Suppose $$d_i$$ is the dimension of the eigenspace corresponding to $$\lambda_i$$, then the characteristic polynomial, denoted $$f_T(x)$$, is:

$$f_T(x)=(x-\lambda_1)^{d_1}...(x-\lambda_r)^{d_r}$$.

Of course the two definitions must be equal, however since we haven't 'seen' the other one, I'm supposing that I can't use this equivalence to solve the problem.

matt grime
Homework Helper
That cannot be the definition of characteristic polynomial. The characteristic poly of an nxn matrix is a deg n poly. There is nothing that asserts that the number of eigenvalues of a matrix counted with multiplicity is n.

Eg. the 2x2 matrix with row 1 (1,1) and row 2 (0,1) has characteristic polynomial (x-1)^2, and minimal poly (x-1)^2 too, yet the dimension of the 1-eigenspace is 1.

Well I gave what I have here. I think it would work out if we replaced d with $$d_i = \dim null (T-\lambda_i I)^{dim V}$$.

Hurkyl
Staff Emeritus
Gold Member
What are the eigenvalues and eigenvectors of T + kI?
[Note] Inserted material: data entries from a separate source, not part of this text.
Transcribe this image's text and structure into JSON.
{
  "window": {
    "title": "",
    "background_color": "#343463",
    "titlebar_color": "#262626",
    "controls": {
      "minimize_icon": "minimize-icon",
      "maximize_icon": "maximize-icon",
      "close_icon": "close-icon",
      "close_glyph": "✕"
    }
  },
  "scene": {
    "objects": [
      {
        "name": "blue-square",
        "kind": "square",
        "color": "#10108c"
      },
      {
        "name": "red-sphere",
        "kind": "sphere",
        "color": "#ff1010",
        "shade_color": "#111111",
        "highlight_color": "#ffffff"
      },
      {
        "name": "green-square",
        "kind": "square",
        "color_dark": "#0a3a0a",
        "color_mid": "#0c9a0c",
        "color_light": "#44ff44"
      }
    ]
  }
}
If e is an eigenvalue of T, then e-k is an eigenvalue of T+kI.

Hurkyl
Staff Emeritus
Gold Member
That doesn't look right. What if T = 0 and k = 1?

AKG
I think you're assuming the underlying field to be closed, and I think you intend the $d_i$ to be the dimensions of the generalized eigenspaces corresponding to $\lambda _i$, which is equal to what you've said in post 7.
If v is an eigenvector of T with eigenvalue $\lambda$ then
(T+ kI)v= Tv+ kIv= $\lambda v+ kv$=$(\lambda+ k)v$.